A dynamic threat model-based conflict resolution method for multiple mobile robots in constrained spaces
摘要
In multi-robot 2D path planning, the persistent challenges of insufficient conflict detection accuracy under constrained spaces and non-unit velocity conditions, along with conflict resolution algorithms' tendency to fall into local optima, remain formidable obstacles. To address these issues, this study proposes a dynamic threat assessment model-based conflict resolution method for multi-robot systems. By employing two-dimensional cellular automata for spatial discretization modeling, we transform the conflict resolution problem into a state transition challenge in discrete space–time domains. Building upon this framework, we design local rules integrating both positional and velocity information, establishing a collision classification-based conflict detection model that enables precise real-time identification and categorical processing of potential conflicts.
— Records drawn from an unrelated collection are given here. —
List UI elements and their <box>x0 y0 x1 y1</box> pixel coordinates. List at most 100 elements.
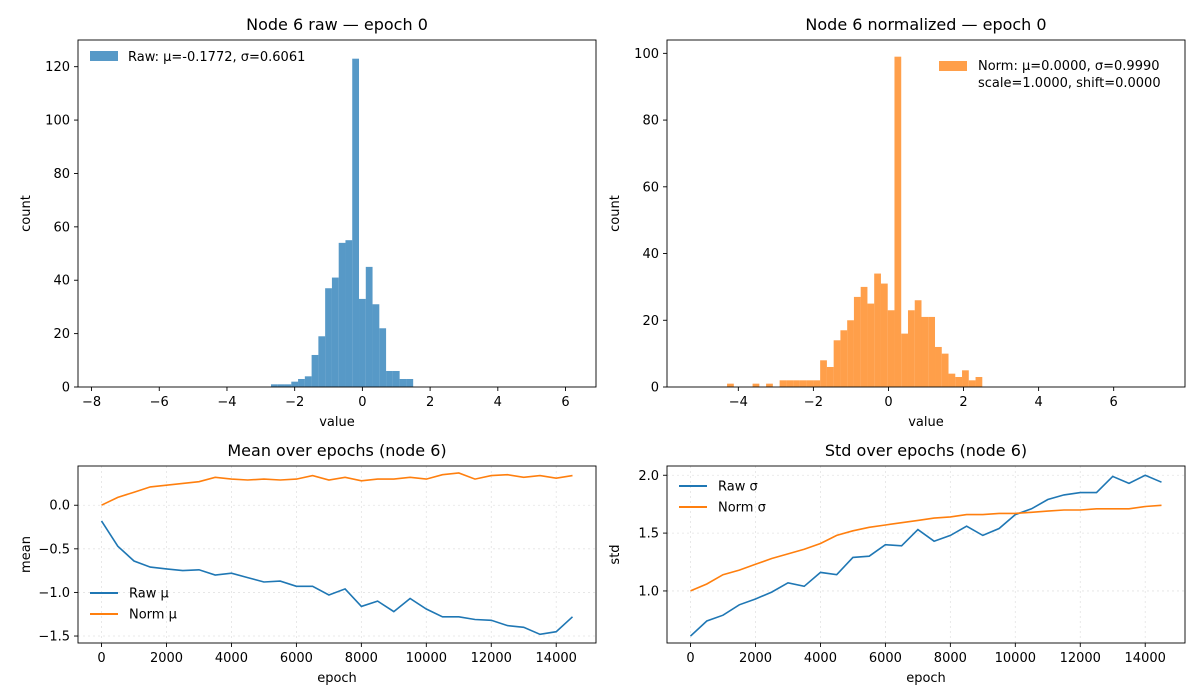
axes-frame <box>77 465 597 644</box>
y-tick-label: 1.5 <box>638 527 659 542</box>
histogram-bar <box>304 376 312 387</box>
axes-frame <box>77 39 597 388</box>
histogram-bar <box>935 346 942 387</box>
chart-title: Std over epochs (node 6) <box>825 441 1027 460</box>
histogram-bar <box>941 353 949 387</box>
histogram-bar <box>840 330 848 387</box>
x-axis-label: epoch <box>317 671 357 686</box>
series-line <box>690 504 1162 592</box>
x-tick-label: 8000 <box>345 651 378 666</box>
x-tick-label: 0 <box>884 395 892 410</box>
y-axis-label: count <box>19 195 34 232</box>
x-tick-label: 2000 <box>150 651 183 666</box>
y-tick-label: 1.0 <box>638 584 659 599</box>
y-tick-label: 60 <box>53 220 70 235</box>
histogram-bar <box>786 380 794 387</box>
x-tick-label: 6 <box>561 395 569 410</box>
y-tick-label: −0.5 <box>38 542 70 557</box>
chart-title: Node 6 normalized — epoch 0 <box>805 15 1046 34</box>
y-tick-label: 80 <box>53 167 70 182</box>
histogram-bar <box>311 354 319 387</box>
histogram-bar <box>359 298 366 387</box>
legend-label-line2: scale=1.0000, shift=0.0000 <box>978 76 1161 91</box>
histogram-bar <box>826 366 834 387</box>
y-tick-label: 0 <box>651 381 659 396</box>
x-tick-label: −4 <box>217 395 236 410</box>
histogram-bar <box>277 384 285 387</box>
x-axis-label: epoch <box>906 671 946 686</box>
x-tick-label: 0 <box>97 651 105 666</box>
x-tick-label: −2 <box>804 395 823 410</box>
x-tick-label: 0 <box>358 395 366 410</box>
legend: Raw: μ=-0.1772, σ=0.6061 <box>90 50 305 65</box>
x-tick-label: 12000 <box>1060 651 1101 666</box>
histogram-bar <box>372 304 380 387</box>
x-tick-label: 4 <box>494 395 502 410</box>
x-tick-label: 4000 <box>804 651 837 666</box>
series-line <box>101 472 573 506</box>
histogram-bar <box>399 378 407 387</box>
histogram-bar <box>793 380 800 387</box>
x-tick-label: 10000 <box>406 651 447 666</box>
histogram-bar <box>948 373 956 387</box>
x-tick-label: −8 <box>82 395 101 410</box>
x-tick-label: 2 <box>959 395 967 410</box>
histogram-bar <box>907 310 915 387</box>
chart-panel-4: 0 2000 4000 6000 8000 10000 12000 14000 1.0 1.5 2.… <box>608 441 1186 686</box>
y-tick-label: 20 <box>53 327 70 342</box>
histogram-bar <box>379 328 387 387</box>
y-tick-label: 40 <box>642 247 659 262</box>
y-tick-label: 0 <box>62 381 70 396</box>
y-axis-label: mean <box>19 536 34 573</box>
histogram-bar <box>880 283 888 387</box>
histogram-bar <box>799 380 807 387</box>
x-tick-label: 6000 <box>869 651 902 666</box>
histogram-bar <box>406 378 414 387</box>
histogram-bar <box>968 380 976 387</box>
legend-label: Norm: μ=0.0000, σ=0.9990 <box>978 59 1160 74</box>
histogram-bar <box>914 300 922 387</box>
x-tick-label: 14000 <box>1125 651 1166 666</box>
histogram-bar <box>867 303 875 387</box>
histogram-bar <box>338 242 346 387</box>
legend: Raw σ Norm σ <box>679 480 766 516</box>
legend: Norm: μ=0.0000, σ=0.9990 scale=1.0000, sh… <box>939 59 1161 91</box>
histogram-bar <box>345 240 353 387</box>
legend-label: Raw σ <box>718 480 758 495</box>
legend-label: Raw μ <box>129 587 169 602</box>
chart-panel-3: 0 2000 4000 6000 8000 10000 12000 14000 −1.5 −1.0… <box>19 441 597 686</box>
y-tick-label: −1.5 <box>38 630 70 645</box>
x-tick-label: −2 <box>285 395 304 410</box>
histogram-bar <box>962 370 969 387</box>
histogram-bar <box>331 277 339 387</box>
histogram-bar <box>779 380 787 387</box>
histogram-bar <box>928 316 936 387</box>
histogram-bar <box>392 370 400 387</box>
y-axis-label: count <box>608 195 623 232</box>
histogram-bar <box>727 383 734 387</box>
histogram-bar <box>270 384 278 387</box>
x-tick-label: −4 <box>729 395 748 410</box>
x-tick-label: 0 <box>686 651 694 666</box>
histogram-bar <box>806 380 814 387</box>
x-tick-label: 12000 <box>471 651 512 666</box>
histogram-bar <box>874 273 881 387</box>
x-tick-label: 6000 <box>280 651 313 666</box>
histogram-bar <box>318 336 326 387</box>
legend-label: Raw: μ=-0.1772, σ=0.6061 <box>128 50 305 65</box>
histogram-bar <box>386 370 393 387</box>
chart-title: Mean over epochs (node 6) <box>227 441 446 460</box>
y-tick-label: 100 <box>45 114 70 129</box>
histogram-bar <box>352 58 360 387</box>
histogram-bar <box>365 266 373 387</box>
histogram-bar <box>847 320 854 387</box>
histogram-bar <box>894 56 902 388</box>
legend-swatch <box>939 61 967 71</box>
histogram-bar <box>887 310 895 387</box>
x-tick-label: −6 <box>150 395 169 410</box>
histogram-bar <box>813 380 821 387</box>
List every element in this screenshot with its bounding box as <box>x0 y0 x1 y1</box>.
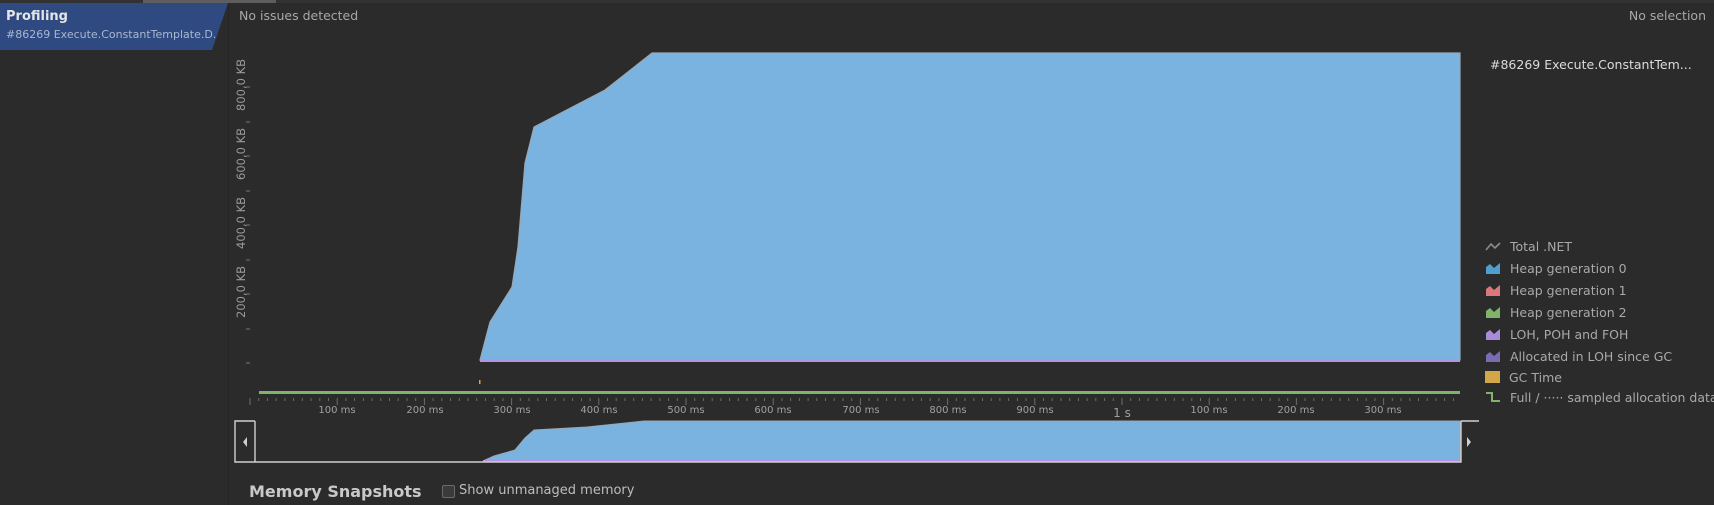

Furthermore, through dynamic threat minimization combined with dual-iteration state analysis of surrounding cellular automata, we develop evaluation criteria for lane-changing initiation and termination conditions, ensuring effective conflict resolution in confined spaces while maintaining minimal path cost. Extensive simulation experiments conducted in textile workshop-like environments demonstrate the proposed method's marked advantages over the conflict-based search (CBS) algorithm in conflict detection metrics, path computation time, and trajectory length. Notably, the success rate consistently outperforms CBS by 20–50% with increasing robot numbers. These findings validate the method's efficiency and robustness in multi-robot path planning. Our research provides novel insights and strategies for spatiotemporal conflict resolution in multi-robot systems with non-unit velocities. Future investigations will focus on resolving complex conflict patterns and incorporating dynamic obstacle scenarios.